The World’s No. 2 Met Coal Exporter is Spinning Off Its Coal Mines. Here’s Why.
02/23/2023 - Canadian miner Teck Resources Ltd. is splitting off its metallurgical coal business into a separate public company that will be owned in part by two of its biggest steelmaking customers, the company has announced.
Called Elk Valley Resources, the new company will operate Teck’s Elk Valley mines in British Columbia, with Nippon Steel and POSCO holding equity stakes in the business. Teck is the world’s No. 2 exporter of hard coking coal.
The remainder of Teck Resources will be reorganized as Teck Metals, with a focus on copper and zinc.
“This transformative transaction creates two strong, sustainable, world-class mining companies committed to responsibly providing essential resources the world needs,” said Teck chief executive Jonathan Price.

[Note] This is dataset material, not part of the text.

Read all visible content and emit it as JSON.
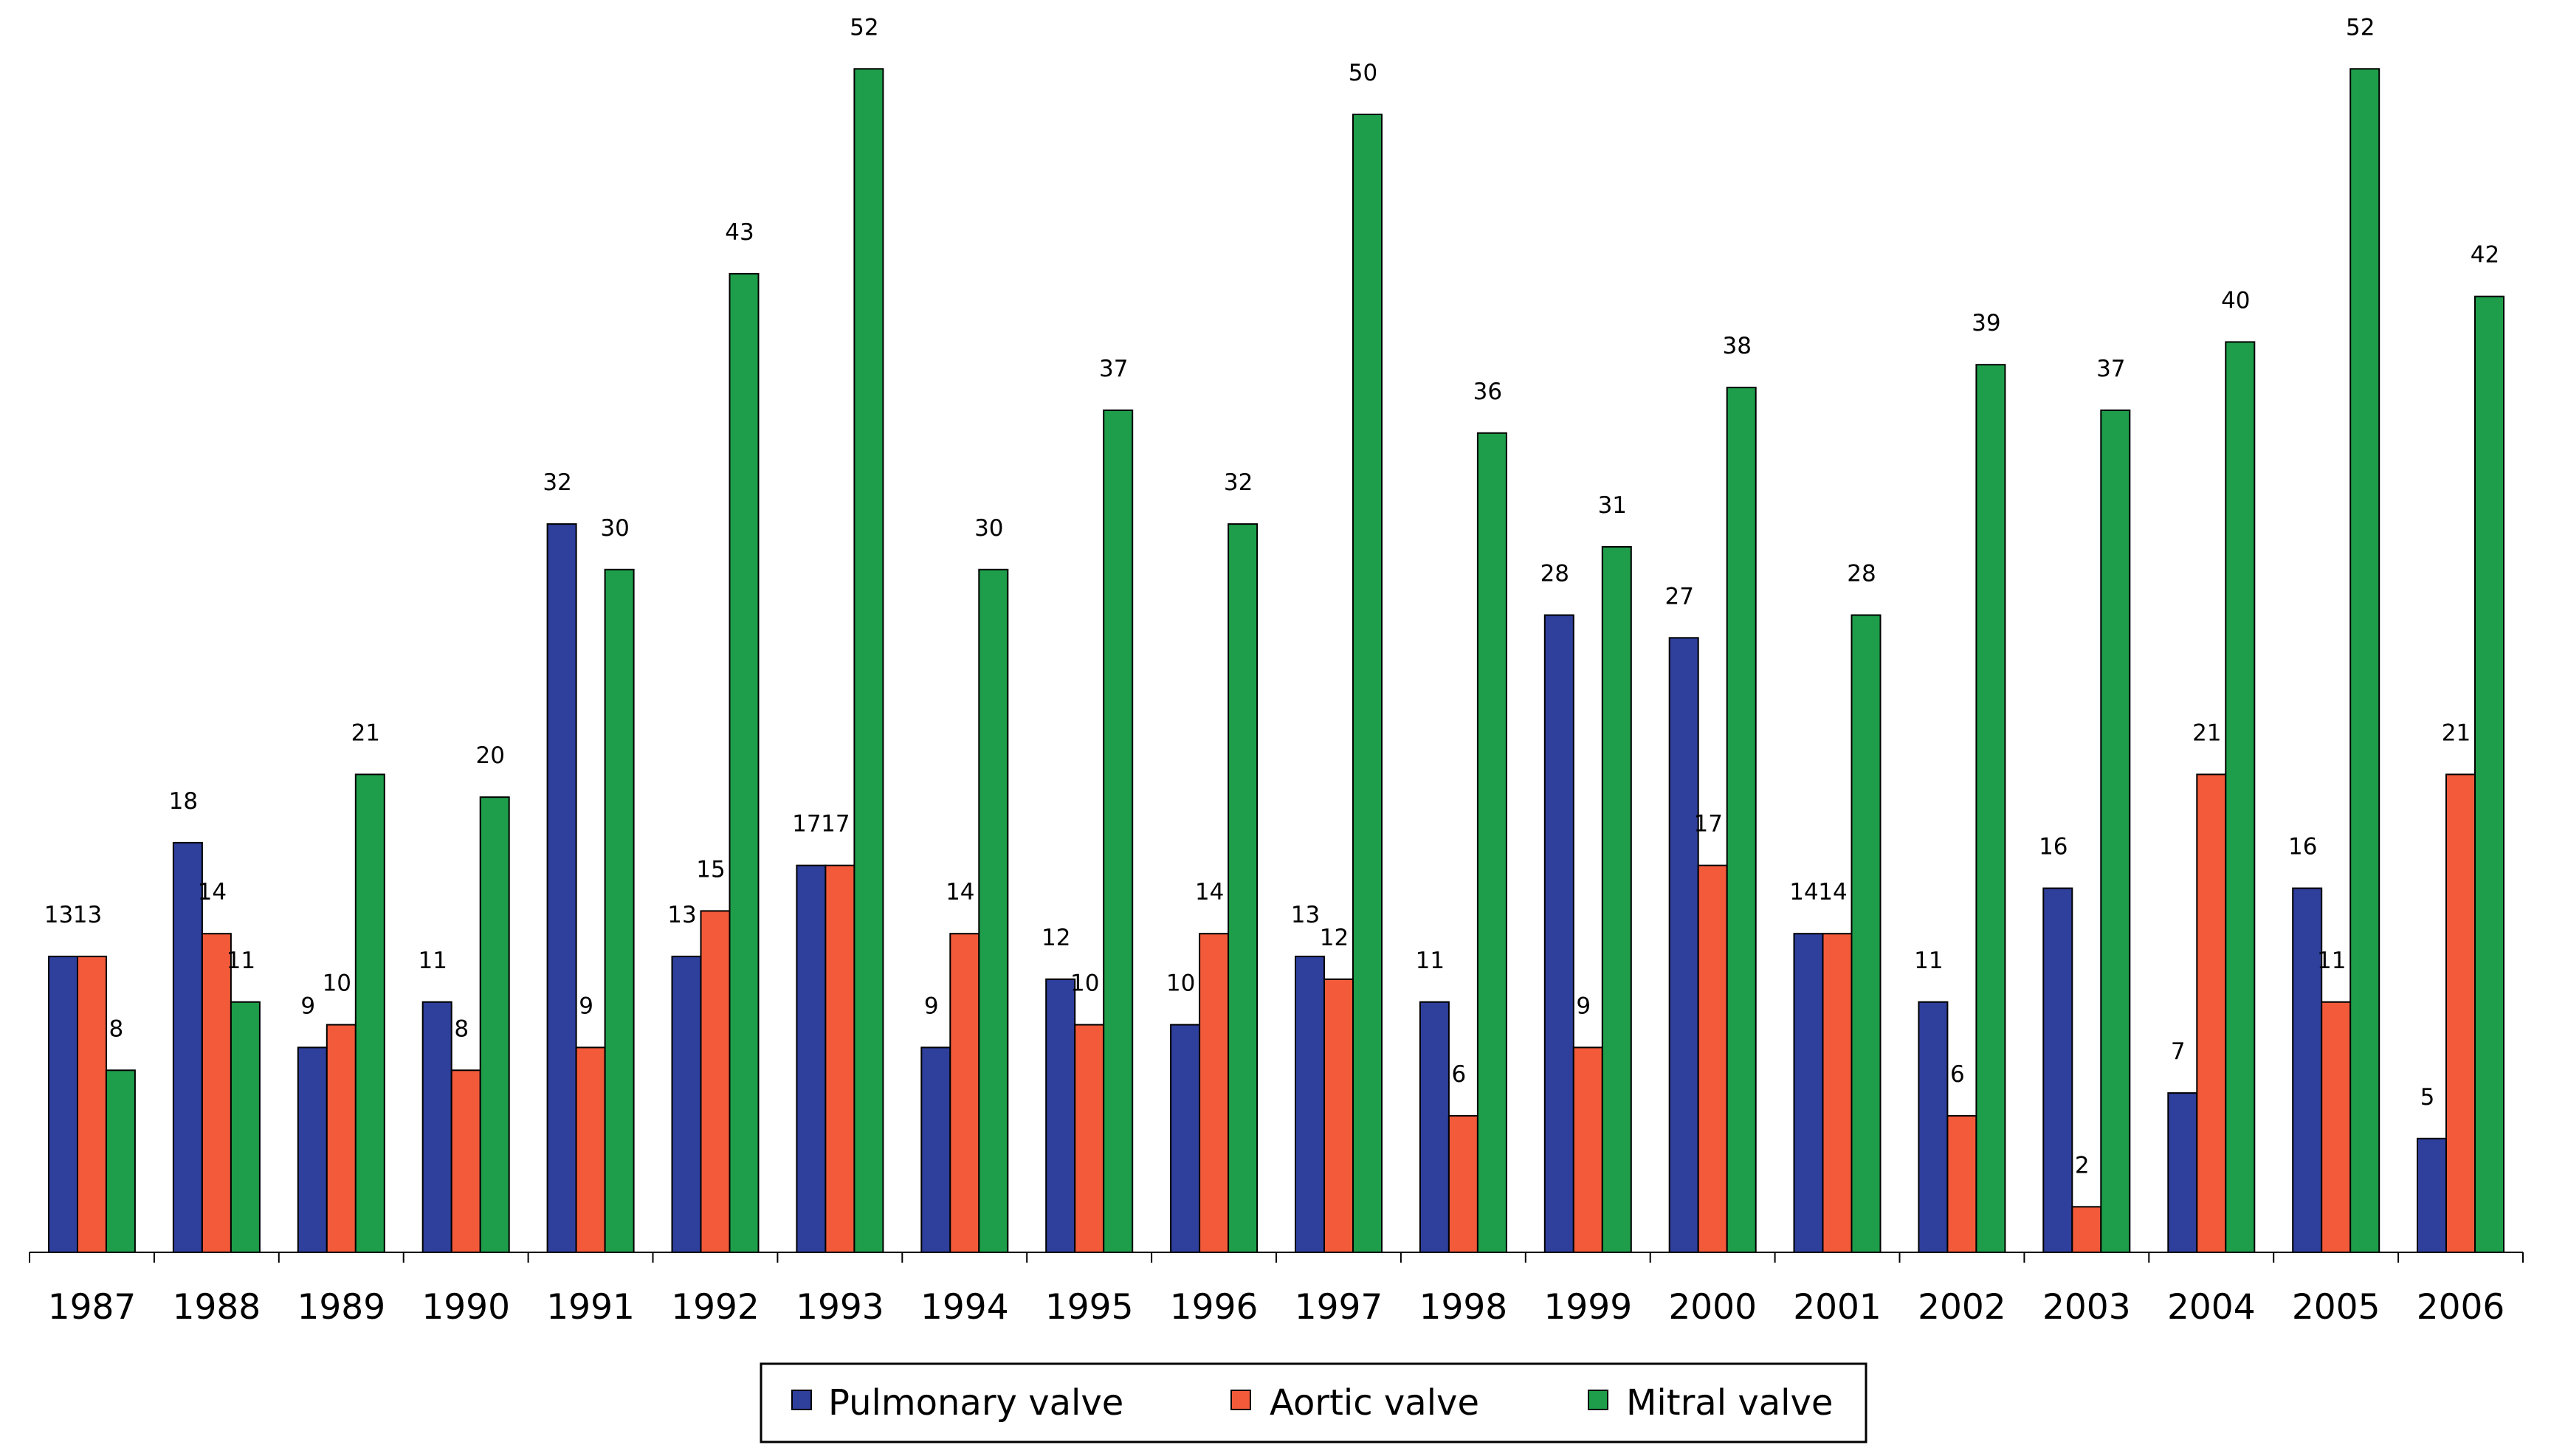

“The transaction simplifies the portfolio of each company, allowing for strategic and financial focus and the ability to pursue tailored capital allocation strategies. It provides investors with choice in response to the evolving investment landscape, and establishes a pathway to full financial separation of the two companies over time.”
As part of the plan, Teck met coal customers and partners Nippon Steel Corp. and POSCO will exchange minority ownership interests in certain Teck mines for equity positions in Elk Valley Resources. POSCO will wind up with 2.5% of the common shares, and Nippon Steel, which will make a CA$1.025 billion cash investment in Elk Valley, will own 10% of the common shares.
Nippon additionally plans to sign a long-term supply agreement with Elk Valley once the spinoff is complete. The steelmaker said access to high-quality coking coal is necessary for its decarbonization efforts.
“To reduce CO2 emissions while securing stable and efficient iron production, the use of high-quality steelmaking coal is essential, because it is required to make high-strength cokes, which play important roles such as reducing CO2 emissions by improving reduction efficiency, securing enough space for hydrogen gas to penetrate in blast furnaces, and generating enough heat to melt and take iron out of blast furnaces in the hydrogen reduction process,” it said.
“In order to address a concern that steelmaking coal production capacity may shrink in the future, since capital investment for fossil fuels, including coal, has been decreasing in a trend of pursuing carbon neutrality, Nippon Steel has decided to increase its investment in high-quality steelmaking coal, which is essential in pursuing its own carbon neutral strategy,” it added.